VENEZIA 70 – “Les terrasses”, di Merzak Allouache (Concorso)
Le storie che si intrecciano e si dipanano tra Les terrasses sono bozzetti, piccole linee. Sono tracce di vita quotidiana, che, pian piano, si compongono nella totalità di un paesaggio in cui le cose e i personaggi hanno un tratto accennato, ancora volutamente indefinito. Ma a un’osservazione prolungata, a seconda di come cambia la luce, quei tratti possono anche raggiungere un’altra intensità
Le storie che si intrecciano e si dipanano tra Les terrasses sono bozzetti, piccole linee, tracce. Tracce di vita quotidiana, che, pian piano, si compongono nella totalità di un paesaggio in cui le cose e i personaggi hanno un tratto solo accennato, ancora volutamente indefinito. Ma a un’osservazione prolungata e ripetuta, a seconda di come cambia la luce, quei tratti possono anche raggiungere un’altra intensità, addensarsi in grumi di colore ruvido e grezzo o aprirsi in scie che hanno la forma di schegge più taglienti: il vecchio zio pazzo rinchiuso a chiave, il boss che arriva a estremi insospettati, un amore platonico proibito che finisce male. Allouache sembra sempre più impegnato a mostrare il riflesso terribile e sconosciuto dell’Algeria moderna. Si muove nella sua città dolente, dove si sorride, si spera e si suona ancora, ma dove non sembra esserci davvero più spazio per la leggerezza di un altro Omar Gatlato.

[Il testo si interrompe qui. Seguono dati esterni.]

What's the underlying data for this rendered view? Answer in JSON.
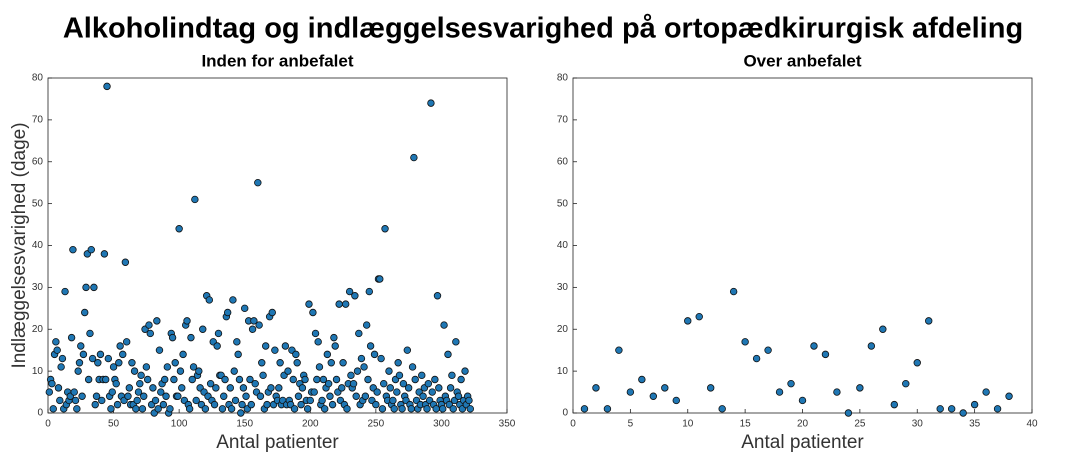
{
  "title": "Alkoholindtag og indlæggelsesvarighed på ortopædkirurgisk afdeling",
  "chart_data": [
    {
      "type": "scatter",
      "title": "Inden for anbefalet",
      "xlabel": "Antal patienter",
      "ylabel": "Indlæggelsesvarighed (dage)",
      "color": "#1f77b4",
      "grid": false,
      "xlim": [
        0,
        350
      ],
      "xticks": [
        0,
        50,
        100,
        150,
        200,
        250,
        300,
        350
      ],
      "ylim": [
        0,
        80
      ],
      "yticks": [
        0,
        10,
        20,
        30,
        40,
        50,
        60,
        70,
        80
      ],
      "x": [
        1,
        2,
        3,
        4,
        5,
        6,
        7,
        8,
        9,
        10,
        11,
        12,
        13,
        14,
        15,
        16,
        17,
        18,
        19,
        20,
        21,
        22,
        23,
        24,
        25,
        26,
        27,
        28,
        29,
        30,
        31,
        32,
        33,
        34,
        35,
        36,
        37,
        38,
        39,
        40,
        41,
        42,
        43,
        44,
        45,
        46,
        47,
        48,
        49,
        50,
        51,
        52,
        53,
        54,
        55,
        56,
        57,
        58,
        59,
        60,
        61,
        62,
        63,
        64,
        65,
        66,
        67,
        68,
        69,
        70,
        71,
        72,
        73,
        74,
        75,
        76,
        77,
        78,
        79,
        80,
        81,
        82,
        83,
        84,
        85,
        86,
        87,
        88,
        89,
        90,
        91,
        92,
        93,
        94,
        95,
        96,
        97,
        98,
        99,
        100,
        101,
        102,
        103,
        104,
        105,
        106,
        107,
        108,
        109,
        110,
        111,
        112,
        113,
        114,
        115,
        116,
        117,
        118,
        119,
        120,
        121,
        122,
        123,
        124,
        125,
        126,
        127,
        128,
        129,
        130,
        131,
        132,
        133,
        134,
        135,
        136,
        137,
        138,
        139,
        140,
        141,
        142,
        143,
        144,
        145,
        146,
        147,
        148,
        149,
        150,
        151,
        152,
        153,
        154,
        155,
        156,
        157,
        158,
        159,
        160,
        161,
        162,
        163,
        164,
        165,
        166,
        167,
        168,
        169,
        170,
        171,
        172,
        173,
        174,
        175,
        176,
        177,
        178,
        179,
        180,
        181,
        182,
        183,
        184,
        185,
        186,
        187,
        188,
        189,
        190,
        191,
        192,
        193,
        194,
        195,
        196,
        197,
        198,
        199,
        200,
        201,
        202,
        203,
        204,
        205,
        206,
        207,
        208,
        209,
        210,
        211,
        212,
        213,
        214,
        215,
        216,
        217,
        218,
        219,
        220,
        221,
        222,
        223,
        224,
        225,
        226,
        227,
        228,
        229,
        230,
        231,
        232,
        233,
        234,
        235,
        236,
        237,
        238,
        239,
        240,
        241,
        242,
        243,
        244,
        245,
        246,
        247,
        248,
        249,
        250,
        251,
        252,
        253,
        254,
        255,
        256,
        257,
        258,
        259,
        260,
        261,
        262,
        263,
        264,
        265,
        266,
        267,
        268,
        269,
        270,
        271,
        272,
        273,
        274,
        275,
        276,
        277,
        278,
        279,
        280,
        281,
        282,
        283,
        284,
        285,
        286,
        287,
        288,
        289,
        290,
        291,
        292,
        293,
        294,
        295,
        296,
        297,
        298,
        299,
        300,
        301,
        302,
        303,
        304,
        305,
        306,
        307,
        308,
        309,
        310,
        311,
        312,
        313,
        314,
        315,
        316,
        317,
        318,
        319,
        320,
        321,
        322
      ],
      "values": [
        5,
        8,
        7,
        1,
        14,
        17,
        15,
        6,
        3,
        11,
        13,
        1,
        29,
        2,
        5,
        3,
        4,
        18,
        39,
        5,
        3,
        1,
        10,
        12,
        16,
        4,
        14,
        24,
        30,
        38,
        8,
        19,
        39,
        13,
        30,
        2,
        4,
        12,
        8,
        14,
        3,
        8,
        38,
        8,
        78,
        13,
        4,
        1,
        5,
        11,
        8,
        7,
        2,
        12,
        16,
        4,
        14,
        3,
        36,
        17,
        4,
        6,
        2,
        12,
        2,
        10,
        1,
        3,
        5,
        7,
        9,
        1,
        4,
        20,
        11,
        8,
        21,
        19,
        2,
        6,
        0,
        3,
        22,
        1,
        15,
        5,
        7,
        2,
        8,
        4,
        11,
        0,
        1,
        19,
        18,
        8,
        12,
        4,
        4,
        44,
        10,
        6,
        14,
        3,
        21,
        22,
        2,
        1,
        18,
        8,
        11,
        51,
        3,
        9,
        10,
        6,
        2,
        20,
        5,
        1,
        28,
        4,
        27,
        7,
        3,
        17,
        2,
        6,
        16,
        19,
        9,
        9,
        1,
        4,
        8,
        23,
        24,
        2,
        6,
        1,
        27,
        10,
        3,
        17,
        14,
        8,
        0,
        2,
        6,
        25,
        4,
        1,
        22,
        8,
        2,
        20,
        22,
        7,
        5,
        55,
        21,
        4,
        12,
        9,
        1,
        16,
        2,
        5,
        23,
        6,
        24,
        2,
        15,
        4,
        3,
        6,
        12,
        2,
        3,
        9,
        16,
        2,
        10,
        3,
        2,
        15,
        8,
        1,
        14,
        12,
        4,
        7,
        2,
        6,
        9,
        8,
        3,
        1,
        26,
        3,
        5,
        24,
        5,
        19,
        8,
        17,
        11,
        2,
        3,
        8,
        1,
        6,
        14,
        7,
        4,
        12,
        2,
        18,
        16,
        8,
        5,
        26,
        3,
        6,
        12,
        2,
        26,
        1,
        7,
        29,
        9,
        6,
        7,
        28,
        4,
        10,
        19,
        2,
        13,
        3,
        11,
        4,
        21,
        8,
        29,
        16,
        3,
        6,
        14,
        2,
        5,
        32,
        32,
        13,
        1,
        7,
        44,
        4,
        3,
        10,
        6,
        2,
        3,
        1,
        8,
        5,
        12,
        9,
        2,
        1,
        7,
        4,
        3,
        15,
        6,
        2,
        1,
        11,
        61,
        8,
        3,
        1,
        5,
        2,
        9,
        4,
        6,
        2,
        1,
        7,
        3,
        74,
        5,
        2,
        8,
        1,
        28,
        6,
        3,
        2,
        1,
        21,
        4,
        3,
        14,
        2,
        6,
        9,
        1,
        3,
        17,
        5,
        4,
        2,
        8,
        1,
        3,
        10,
        2,
        4,
        3,
        1
      ]
    },
    {
      "type": "scatter",
      "title": "Over anbefalet",
      "xlabel": "Antal patienter",
      "color": "#1f77b4",
      "grid": false,
      "xlim": [
        0,
        40
      ],
      "xticks": [
        0,
        5,
        10,
        15,
        20,
        25,
        30,
        35,
        40
      ],
      "ylim": [
        0,
        80
      ],
      "yticks": [
        0,
        10,
        20,
        30,
        40,
        50,
        60,
        70,
        80
      ],
      "x": [
        1,
        2,
        3,
        4,
        5,
        6,
        7,
        8,
        9,
        10,
        11,
        12,
        13,
        14,
        15,
        16,
        17,
        18,
        19,
        20,
        21,
        22,
        23,
        24,
        25,
        26,
        27,
        28,
        29,
        30,
        31,
        32,
        33,
        34,
        35,
        36,
        37,
        38
      ],
      "values": [
        1,
        6,
        1,
        15,
        5,
        8,
        4,
        6,
        3,
        22,
        23,
        6,
        1,
        29,
        17,
        13,
        15,
        5,
        7,
        3,
        16,
        14,
        5,
        0,
        6,
        16,
        20,
        2,
        7,
        12,
        22,
        1,
        1,
        0,
        2,
        5,
        1,
        4
      ]
    }
  ]
}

“Il caos ha raggiunto i tetti della case”, dalle strade alle terrazze. E forse è proprio questa prospettiva dall’alto a consentire allo sguardo di sorvolare sui dettagli, di mantenersi a una distanza di sicurezza dalle implicazioni più dirompenti, dai melodrammi e dalle tragedie. A garantire, in altri termini, la sostanziale tenuta dell’impalcatura, del film e del mondo. Sarebbe occorso ben altro tempo o precisione, per andare a fondo. Sarebbe stato necessario escludere e scavare. Dall'altezza delle terrazza, invece, è ancora possibile riconoscere un’ironia nella miseria e nella sfortuna, come fa il vecchio commissario in pre-pensionato. O immaginare la libertà dell’innocenza. Del resto all’occhio del dio, il caos è un accidente.